You’re not a family. You’re not a group of friends. You’re not even a tribe. If anything, you’re a sports team. High performance is the focus. Championship wins are the goal. Every person on the team plays a different role in making success happen. You play your best players when the timing is right.
“We are a family here” is a bad phrase for business and this way of working is holding back your success. Professional teams coordinate. Families emote. Know the difference and use it to get the vibe right in your company.
Here’s how and why to change the language to succeed together on better terms.
Professional teams operate differently from families
Families stay together through everything. Teams change when they need to. You will fire a team member who doesn’t perform. You will let them leave for a better offer. You will ask them to step up or step down. You’ll review, reward, and replace them.
No one does quarterly performance reviews with their mother. No one makes their sister redundant because a role isn’t needed anymore. No one tells their brother he needs to improve his output or else. Call your team what it is: a team.
Even if you happen to be related, move that aside in a work capacity. My mum worked at my company for six years, but in a work context I called her by her first name. She did great work because she’s a conscientious professional, not because she’s my mum.
Lead like a boss not like a parent
Pay your team well, give clear expectations, then let them deliver. It’s simple, really. They’re adults who signed up to be there and give their best effort. Adults who know they’re getting paid market rate to hit their targets.
Provide what they need to thrive. Equipment, instruction, feedback that works. Support their growth and set them free. Keep it professional and stay away from emotional manipulation. Don’t guilt trip them into loyalty. Let them choose it.
I’ve worked with my husband since 2014 but there’s no obligation. He doesn’t coerce me into working different hours, I don’t expect him to stay on board if he’s not enjoying the work. Family dynamics complicate business relationships. Keep it professional.
Value voluntary association
People choose to work in your company. They spend their hours serving your mission because it’s mutually beneficial. You both win from the agreement. Watch what happens when you respect that.

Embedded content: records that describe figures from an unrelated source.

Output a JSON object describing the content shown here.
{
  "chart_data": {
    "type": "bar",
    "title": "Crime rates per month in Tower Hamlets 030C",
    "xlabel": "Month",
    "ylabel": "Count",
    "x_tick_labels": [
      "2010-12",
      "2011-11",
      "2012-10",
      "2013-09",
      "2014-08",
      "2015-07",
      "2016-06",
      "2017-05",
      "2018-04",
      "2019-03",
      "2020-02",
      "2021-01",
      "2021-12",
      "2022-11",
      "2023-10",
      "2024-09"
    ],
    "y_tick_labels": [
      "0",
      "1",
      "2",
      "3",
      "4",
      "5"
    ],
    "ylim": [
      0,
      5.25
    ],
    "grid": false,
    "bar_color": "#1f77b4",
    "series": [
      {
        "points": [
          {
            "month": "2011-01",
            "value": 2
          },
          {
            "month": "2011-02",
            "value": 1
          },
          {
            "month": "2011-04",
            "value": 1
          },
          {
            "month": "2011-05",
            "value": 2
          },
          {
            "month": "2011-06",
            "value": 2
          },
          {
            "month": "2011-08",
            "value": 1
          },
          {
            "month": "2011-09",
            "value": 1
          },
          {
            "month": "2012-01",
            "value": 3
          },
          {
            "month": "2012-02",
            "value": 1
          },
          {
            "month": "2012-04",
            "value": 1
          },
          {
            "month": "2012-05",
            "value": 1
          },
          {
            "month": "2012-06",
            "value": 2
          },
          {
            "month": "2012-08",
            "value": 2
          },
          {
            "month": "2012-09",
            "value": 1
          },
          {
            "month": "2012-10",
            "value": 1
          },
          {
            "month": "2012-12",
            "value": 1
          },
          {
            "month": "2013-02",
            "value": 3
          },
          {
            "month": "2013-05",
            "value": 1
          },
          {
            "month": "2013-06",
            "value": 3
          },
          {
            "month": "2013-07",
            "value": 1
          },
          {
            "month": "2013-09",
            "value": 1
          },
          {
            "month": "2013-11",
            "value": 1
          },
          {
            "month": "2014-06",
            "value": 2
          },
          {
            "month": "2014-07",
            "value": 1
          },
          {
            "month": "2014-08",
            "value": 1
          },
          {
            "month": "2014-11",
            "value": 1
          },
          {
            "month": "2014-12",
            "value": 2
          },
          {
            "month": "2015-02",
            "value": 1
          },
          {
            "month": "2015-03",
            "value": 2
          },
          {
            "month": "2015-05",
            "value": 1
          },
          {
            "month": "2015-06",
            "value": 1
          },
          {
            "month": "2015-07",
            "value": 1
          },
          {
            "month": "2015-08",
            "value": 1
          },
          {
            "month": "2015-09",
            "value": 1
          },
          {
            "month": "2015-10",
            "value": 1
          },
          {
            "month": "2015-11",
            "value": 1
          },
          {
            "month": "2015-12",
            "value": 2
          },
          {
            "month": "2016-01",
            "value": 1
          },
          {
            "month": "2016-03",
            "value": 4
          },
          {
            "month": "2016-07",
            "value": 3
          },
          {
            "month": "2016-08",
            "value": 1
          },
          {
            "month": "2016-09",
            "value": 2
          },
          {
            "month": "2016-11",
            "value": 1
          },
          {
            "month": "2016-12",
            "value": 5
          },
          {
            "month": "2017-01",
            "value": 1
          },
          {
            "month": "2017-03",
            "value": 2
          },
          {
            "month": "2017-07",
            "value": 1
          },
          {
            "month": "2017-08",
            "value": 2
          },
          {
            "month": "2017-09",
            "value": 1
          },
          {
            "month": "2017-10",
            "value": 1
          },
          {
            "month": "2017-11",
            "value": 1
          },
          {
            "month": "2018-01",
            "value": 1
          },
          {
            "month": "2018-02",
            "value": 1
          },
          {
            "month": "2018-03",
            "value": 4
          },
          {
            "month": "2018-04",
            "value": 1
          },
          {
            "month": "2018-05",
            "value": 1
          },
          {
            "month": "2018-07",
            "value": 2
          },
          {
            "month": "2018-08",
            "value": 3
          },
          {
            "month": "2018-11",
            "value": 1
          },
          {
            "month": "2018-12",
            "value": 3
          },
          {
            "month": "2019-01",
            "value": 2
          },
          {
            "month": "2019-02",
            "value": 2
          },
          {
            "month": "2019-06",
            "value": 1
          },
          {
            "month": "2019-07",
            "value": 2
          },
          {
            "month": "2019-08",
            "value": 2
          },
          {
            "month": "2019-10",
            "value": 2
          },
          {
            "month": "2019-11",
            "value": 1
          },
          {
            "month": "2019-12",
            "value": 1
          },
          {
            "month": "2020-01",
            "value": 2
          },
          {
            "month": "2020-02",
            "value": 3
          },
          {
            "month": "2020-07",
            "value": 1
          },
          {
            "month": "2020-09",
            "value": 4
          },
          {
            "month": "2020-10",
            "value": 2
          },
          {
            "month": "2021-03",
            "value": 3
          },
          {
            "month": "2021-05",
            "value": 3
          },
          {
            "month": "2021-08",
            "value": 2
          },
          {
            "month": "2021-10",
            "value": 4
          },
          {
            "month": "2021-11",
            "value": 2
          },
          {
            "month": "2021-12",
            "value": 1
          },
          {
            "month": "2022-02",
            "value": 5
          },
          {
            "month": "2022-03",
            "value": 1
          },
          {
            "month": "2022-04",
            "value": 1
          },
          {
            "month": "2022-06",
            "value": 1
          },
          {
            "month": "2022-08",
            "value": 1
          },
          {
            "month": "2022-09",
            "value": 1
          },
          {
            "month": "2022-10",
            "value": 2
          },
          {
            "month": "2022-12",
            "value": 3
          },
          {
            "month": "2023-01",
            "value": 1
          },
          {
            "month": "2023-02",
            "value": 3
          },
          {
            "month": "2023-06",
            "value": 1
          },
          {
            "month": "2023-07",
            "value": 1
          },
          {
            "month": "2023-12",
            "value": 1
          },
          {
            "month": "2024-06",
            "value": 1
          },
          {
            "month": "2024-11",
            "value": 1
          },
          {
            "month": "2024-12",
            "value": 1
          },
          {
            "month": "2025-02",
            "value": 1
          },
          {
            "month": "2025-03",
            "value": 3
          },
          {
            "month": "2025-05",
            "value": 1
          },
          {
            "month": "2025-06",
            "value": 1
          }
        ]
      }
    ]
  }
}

Build bonds around shared goals and values. Create a place people want to be, not one they feel emotionally and financially trapped in. When you demand nothing more than professional excellence, you create space for real commitment to form.
Strong-arming people into being part of your team is never the way. Getting too attached isn’t either. Value their contribution but don’t build hope that it will last forever. Stay present, stay focused, and remain in control.
Keep expectations crystal clear
No one should feel like they have to make excuses to skip the office Christmas party. Real families care about showing up to social events. Real businesses care about results.
Everything gets easier when you call things what they are. Drop the family language and subsequent drama. No passive aggressiveness allowed. State what you want. Reward what you value. Watch everyone breathe a sigh of relief.
When I ran a 20-person agency we held regular team drinks. But no one was obliged to be there. If someone has something else to do, that’s absolutely fine. If a team member doesn’t care about meeting everyone else or contributing to culture, that’s totally their call. Take it or leave it should always be the vibe.
Calling your team a family is holding your business back
Your company needs standards, boundaries, and professionalism to win. Not endless compromise, unspoken rules or mismatched expectations. Zero passive-aggressiveness or wishing things were different.
Create an environment where everyone knows what success looks like. Build a professional team and treat them accordingly. Create real loyalty, not guilt-laden attempts at workplace bonding.
Let go of calling your team a family. Build a culture based on what matters: excellence, respect, and clear communication.